AI & Technology

AI Can Help Fix the Housing Crisis If We Apply It to the Right Problems

By Maor Greenberg, Co-Founder, CEO

The U.S. housing crisis is often framed as a supply problem. Not enough homes, the construction process isn’t fast enough, not enough affordability. 

That’s an oversimplification. The housing crisis isn’t just about building swiftly; it’s about how hard it is to even start building. Before a shovel even hits the ground, projects are stalled by months of approvals, engineering reviews, and code check cycles that remained the same for decades. While rising construction costs, labor shortages, and zoning laws do all play a role, one of the biggest drags on housing delivery is administrative friction.  

Producing permit-ready plans can take months. Review cycles can stretch on through endless back-and-forth. Minor design errors trigger expensive rework. Rework in construction remains one of the industry’s most persistent and expensive challenges. Fixing mistakes consumes 5–10% of total project costs, and sometimes more. The result is higher costs, slower builds, and fewer available livable spaces. 

This is where AI offers a lifeline.  

No, AI can’t create land or change zoning laws. What it can do is eliminate the friction that slows housing construction down. Although AI won’t fix the crisis on its own, it is poised to remove some of the most significant constraints that delay the housing projects our communities desperately need. 

The Real Bottlenecks Arise Before a Shovel Hits the Ground 

Before work even begins, residential projects pass through layers of architectural coordination, engineering validation, and municipal review. These regulatory assessments, critical to safety and compliance, are still performed manually and can be incredibly time-consuming. Engineers spend weeks drafting, calculating, and checking work that follows repeatable patterns; architects wait for revisions that could have been identified earlier; and cities review submissions that are incomplete, inconsistent, or misaligned with local code. 

None of this implies that these teams are careless or ineffective. The system itself is simply fragmented. In other words, it’s not a talent problem, it’s a workflow problem. 
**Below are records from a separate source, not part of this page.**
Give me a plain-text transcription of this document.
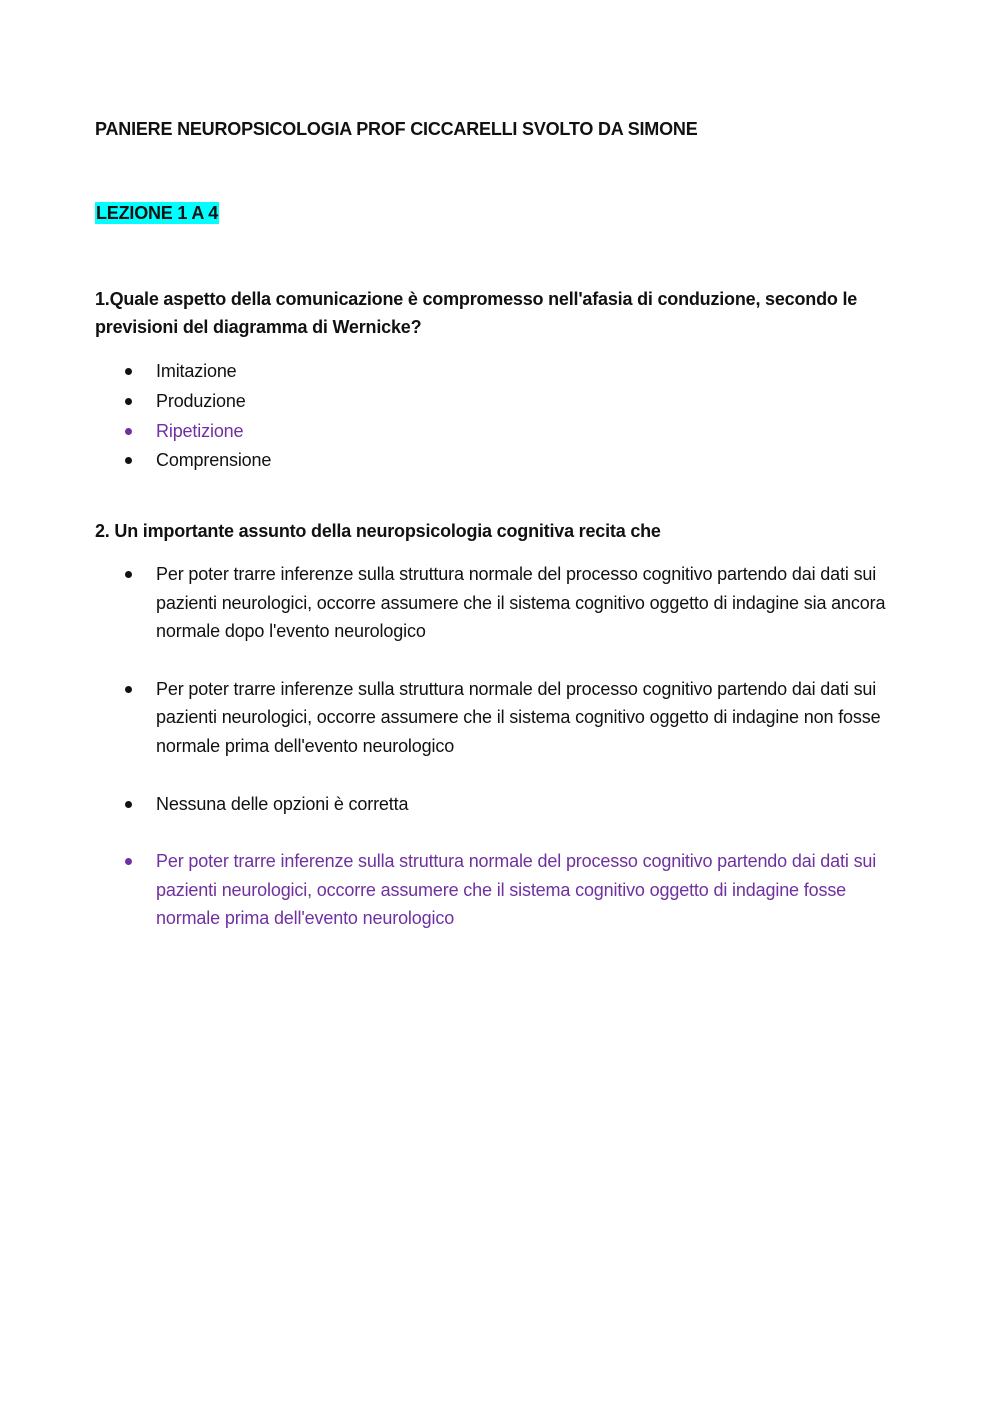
PANIERE NEUROPSICOLOGIA PROF CICCARELLI SVOLTO DA SIMONE

LEZIONE 1 A 4

1.Quale aspetto della comunicazione è compromesso nell'afasia di conduzione, secondo le previsioni del diagramma di Wernicke?

Imitazione
Produzione
Ripetizione
Comprensione

2. Un importante assunto della neuropsicologia cognitiva recita che

Per poter trarre inferenze sulla struttura normale del processo cognitivo partendo dai dati sui pazienti neurologici, occorre assumere che il sistema cognitivo oggetto di indagine sia ancora normale dopo l'evento neurologico
Per poter trarre inferenze sulla struttura normale del processo cognitivo partendo dai dati sui pazienti neurologici, occorre assumere che il sistema cognitivo oggetto di indagine non fosse normale prima dell'evento neurologico
Nessuna delle opzioni è corretta
Per poter trarre inferenze sulla struttura normale del processo cognitivo partendo dai dati sui pazienti neurologici, occorre assumere che il sistema cognitivo oggetto di indagine fosse normale prima dell'evento neurologico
AI is particularly effective in the exact kind of work environment outlined above: those where established rules exist, patterns repeat, and human expertise is wasted on low-leverage tasks. Residential engineering and permitting check all three of these boxes. 

How AI Should Be Used Across Construction 

AI is already being applied across the construction lifecycle to improve speed, safety, and predictability, well beyond early-stage design. Consider the following benefits: 

  • Safety and productivity: 

Safety-related incidents can account for up to 6-9% of total project costs. Computer vision systems are being increasingly used to monitor job sites in real time, identifying unsafe behavior, enforcing the wearing of protective equipment, and flagging hazardous conditions. 

  • Project management: 

AI-driven planning tools can analyze historical project data to find patterns and predict delays before they happen. These systems can identify risk patterns such as subcontractor bottlenecks, sequencing issues, and schedule compression points. 

  • Quality Control: 

Machine learning models trained on images, scans, and sensor data can detect construction defects and conflicts earlier than traditional inspections, such as improper installations or structural deviations. These AI tools can detect defects and conflicts earlier, reducing rework costs by up to 30%. 
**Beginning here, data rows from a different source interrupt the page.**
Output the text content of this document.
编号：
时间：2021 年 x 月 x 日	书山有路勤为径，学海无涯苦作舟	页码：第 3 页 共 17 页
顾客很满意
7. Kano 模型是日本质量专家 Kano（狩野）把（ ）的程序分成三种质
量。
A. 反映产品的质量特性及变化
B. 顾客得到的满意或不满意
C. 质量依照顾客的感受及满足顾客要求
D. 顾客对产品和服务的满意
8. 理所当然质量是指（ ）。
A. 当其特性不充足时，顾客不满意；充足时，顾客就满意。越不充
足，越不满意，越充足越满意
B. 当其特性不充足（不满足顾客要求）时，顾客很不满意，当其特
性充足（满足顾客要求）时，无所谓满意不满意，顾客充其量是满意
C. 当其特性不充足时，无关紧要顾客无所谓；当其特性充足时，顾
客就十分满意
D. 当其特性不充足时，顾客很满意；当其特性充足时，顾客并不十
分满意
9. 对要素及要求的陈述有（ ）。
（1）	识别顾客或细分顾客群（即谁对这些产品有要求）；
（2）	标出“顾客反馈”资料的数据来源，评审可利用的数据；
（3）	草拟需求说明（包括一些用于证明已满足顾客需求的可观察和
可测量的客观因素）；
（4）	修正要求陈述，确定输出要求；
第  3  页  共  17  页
  • Urban Planning and Infrastructure: 

AI is shaping where and how housing gets built. Cities and developers are using AI to analyze land use, traffic patterns, and population growth to guide densification and infrastructure planning. 

  • Residential Engineering and Permitting: 

Producing permit-ready plans can take up to 27 weeks and cost tens of thousands of dollars, primarily due to manual drafting, coordination errors, and repeated reviews. AI can be used to automatically generate structural and MEP plans directly from architectural drawings, with licensed engineers reviewing and approving the final outputs, combining the speed of AI with the insights and experience of human builders. 

By catching design conflicts early and aligning plans with local codes from the outset, these AI-powered systems are reducing engineering cycles from months to days, helping builders move faster without compromising safety or compliance. 

Building Better With AI-Powered Construction 

AI won’t override zoning laws, replace public policy, or magically create new real estate. What it can do is systemically modernize the infrastructure that sits between intent and execution. AI is now uniquely able to smooth the construction process from procurement to planning by removing inefficiencies that can cascade into higher costs and slower housing delivery. 

The housing crisis is a real and serious issue, getting worse by the day. If the goal is to deliver more housing, faster without sacrificing safety or quality, then builders must shift their focus towards improving the technical, often behind-the-scenes workflows that quietly determine how long it takes to build a home. AI is already proving itself to be the most effective way to do so.